Am I out of touch or are the scouts wrong?
When I read Dickinson’s scouting reports, I see many disagreements between different scouts or scouting teams. HockeyProspect.com thinks his IQ is very good, while the other sources question it. One NHL scout or executive believes the IQ questions are overwrought because the player’s been nitpicked to death. Some scouts think his offense is fine while others are perplexed. Other than on size and skating, there doesn’t appear to be much consensus.
Because I am obviously biased — I had my mind set on a different player even before the Sharks made the selection — I leveraged an objective source to compare Dickinson to those who have come before him as a gut check against my own manual close reading.
I asked the LLM Claude to analyze scouting reports from elite shutdown defensemen (in their primes, anyway) like Hampus Lindholm, Colton Parayko, Adam Pelech, MacKenzie Weegar, and Adam Larsson. I then asked Claude to compare Dickinson’s scouting reports to those of his predecessors.
The LLM thinks Dickinson’s scouting reports are an 8/10 in terms of how similar they are to the NHL stars. I also asked Claude to do a phrase analysis, to see what sort of superlatives are present in both descriptions of shutdown NHLers and Dickinson’s reports.
“Earlier Text” = NHLers. “New Text” = Dickinson.
Claude sees little discussion of Dickinson’s transition play, and more emphasis on decision making and hockey sense/IQ for the existing NHLers. Still, our amateur scout extraordinaire thinks Dickinson looks like a future NHL shutdown defenseman.
With post-draft clarity, I can see a better-illuminated pathway to NHL dominance for the large blueliner. Still, whether Dickinson turns into Chris Tanev or Filip Broberg will depend on whether the most optimistic assessments of Dickinson’s offense, IQ and transition game are correct. That Dickinson will be an NHLer isn’t foregone, but it’s highly likely, no matter how much of that fact may be due to existing NHL decisionmaker biases.
But if you’re picking at 11 and hoping for someone to anchor your defense core for six or seven years, I’d think you’d opt for a profile with fewer question marks. Or at least a profile that, if it hits, might be another Cale Makar or close to it.
So, even despite Claude’s insistence that Dickinson is on his way to the upper echelon of shutdown defenders, I have my doubts. These doubts are why I wasn’t excited about the selection when it happened and why I will remain skeptical until we see him start to answer some of the questions scouts had about his profile.
Nice write up, as always , EF. I have to say I had a bias towards Dickinson, just never thought he would get to 14 or 11 for that matter for the Sharks to select him. But he was the prospect I wanted. Mainly because of all the traits and tools he is starting with.
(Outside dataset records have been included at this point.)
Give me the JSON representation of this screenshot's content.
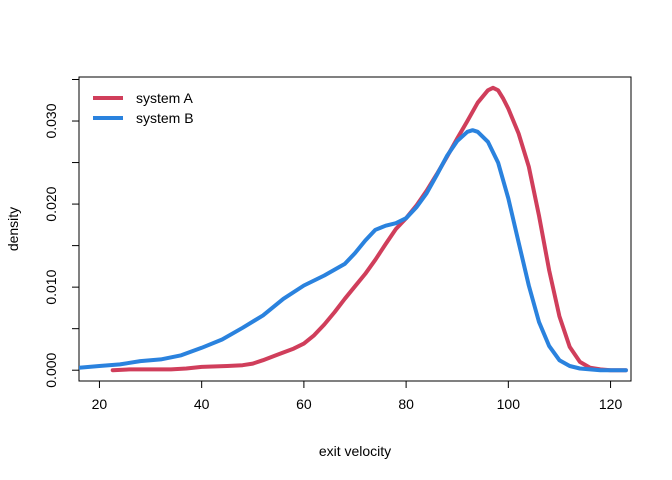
{
  "chart_data": {
    "type": "line",
    "title": "",
    "xlabel": "exit velocity",
    "ylabel": "density",
    "xlim": [
      16,
      124
    ],
    "ylim": [
      -0.0013,
      0.0353
    ],
    "x_ticks": [
      20,
      40,
      60,
      80,
      100,
      120
    ],
    "y_ticks": [
      0.0,
      0.01,
      0.02,
      0.03
    ],
    "x_tick_labels": [
      "20",
      "40",
      "60",
      "80",
      "100",
      "120"
    ],
    "y_tick_labels": [
      "0.000",
      "0.010",
      "0.020",
      "0.030"
    ],
    "grid": false,
    "legend_position": "top-left",
    "series": [
      {
        "name": "system A",
        "color": "#d03e5b",
        "x": [
          22.6,
          26,
          30,
          34,
          37,
          40,
          45,
          48,
          50,
          52,
          55,
          58,
          60,
          62,
          64,
          66,
          68,
          70,
          72,
          74,
          76,
          78,
          80,
          82,
          84,
          86,
          88,
          90,
          92,
          94,
          96,
          97,
          98,
          99,
          100,
          102,
          104,
          106,
          108,
          110,
          112,
          114,
          116,
          118,
          120,
          123
        ],
        "y": [
          0.0,
          0.0001,
          0.0001,
          0.0001,
          0.0002,
          0.0004,
          0.0005,
          0.0006,
          0.0008,
          0.0012,
          0.0019,
          0.0026,
          0.0032,
          0.0042,
          0.0055,
          0.007,
          0.0086,
          0.0101,
          0.0116,
          0.0133,
          0.0152,
          0.017,
          0.0183,
          0.0198,
          0.0216,
          0.0236,
          0.0257,
          0.0279,
          0.03,
          0.0322,
          0.0337,
          0.034,
          0.0337,
          0.0327,
          0.0315,
          0.0285,
          0.0245,
          0.0186,
          0.012,
          0.0065,
          0.0028,
          0.001,
          0.0003,
          0.0001,
          0.0,
          0.0
        ]
      },
      {
        "name": "system B",
        "color": "#2a82de",
        "x": [
          16,
          20,
          24,
          28,
          32,
          36,
          40,
          44,
          48,
          52,
          56,
          60,
          64,
          68,
          70,
          72,
          74,
          76,
          78,
          80,
          82,
          84,
          86,
          88,
          90,
          92,
          93,
          94,
          96,
          98,
          100,
          102,
          104,
          106,
          108,
          110,
          112,
          114,
          116,
          118,
          120,
          123
        ],
        "y": [
          0.0003,
          0.0005,
          0.0007,
          0.0011,
          0.0013,
          0.0018,
          0.0027,
          0.0037,
          0.0051,
          0.0066,
          0.0086,
          0.0102,
          0.0114,
          0.0128,
          0.0141,
          0.0156,
          0.0169,
          0.0174,
          0.0177,
          0.0183,
          0.0196,
          0.0213,
          0.0235,
          0.0258,
          0.0276,
          0.0287,
          0.0289,
          0.0287,
          0.0275,
          0.025,
          0.0207,
          0.0154,
          0.0102,
          0.0058,
          0.0029,
          0.0012,
          0.0005,
          0.0002,
          0.0001,
          0.0,
          0.0,
          0.0
        ]
      }
    ]
  }
}
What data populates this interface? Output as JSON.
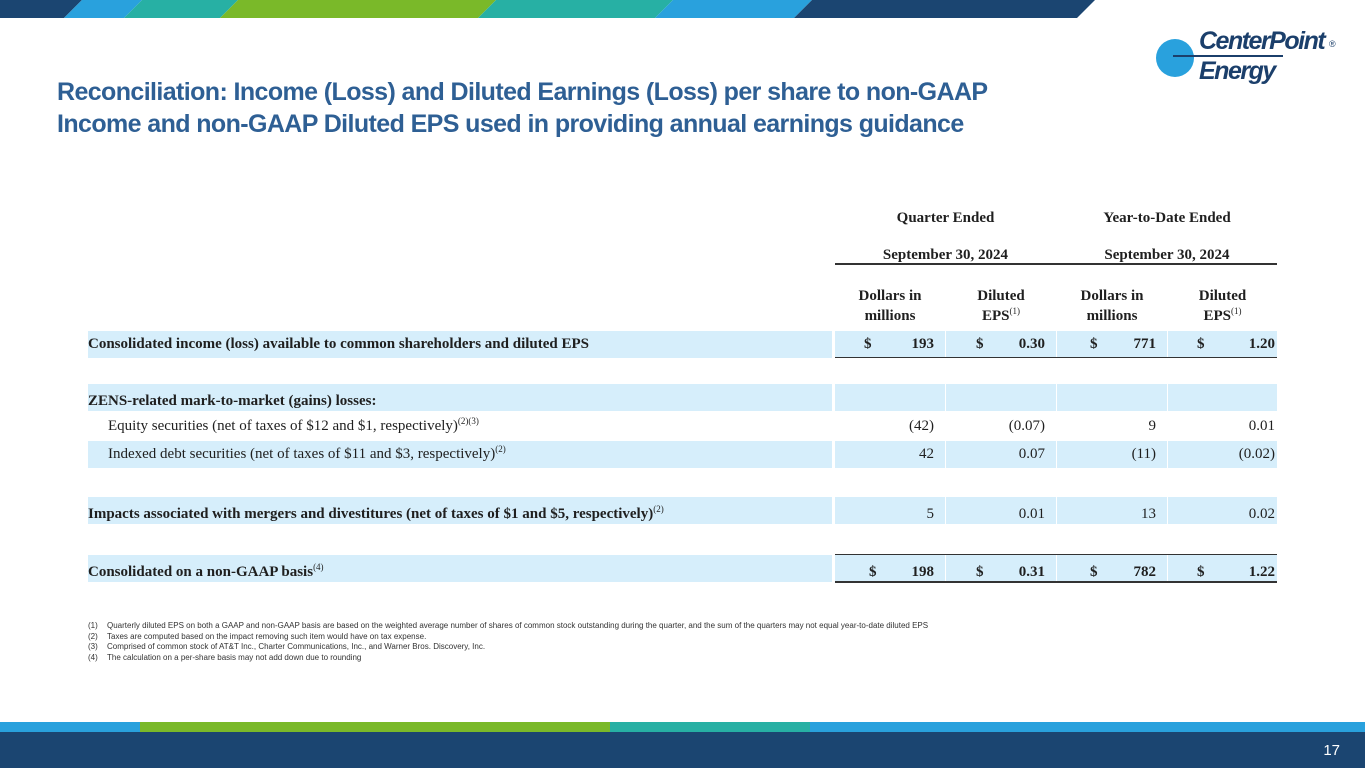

He might not be the wizard offensively like Karlsson is/was… but in constructing this new era of Sharks, he shouldn’t need to be. That is ideally what Macklin and Will are for. Dickinson feels like a championship player. Just like when comparing Macklin to Bedard, everyone says Bedard’s offense… the offense… the offense. But when talking about Macklin they all say this is a championship player.
It’s also interesting listening to Sheng Peng post draft and he said some scouts are worried that Buium’s defensive game might not improve and some just feel like he has NO defensive game. Just interesting all around.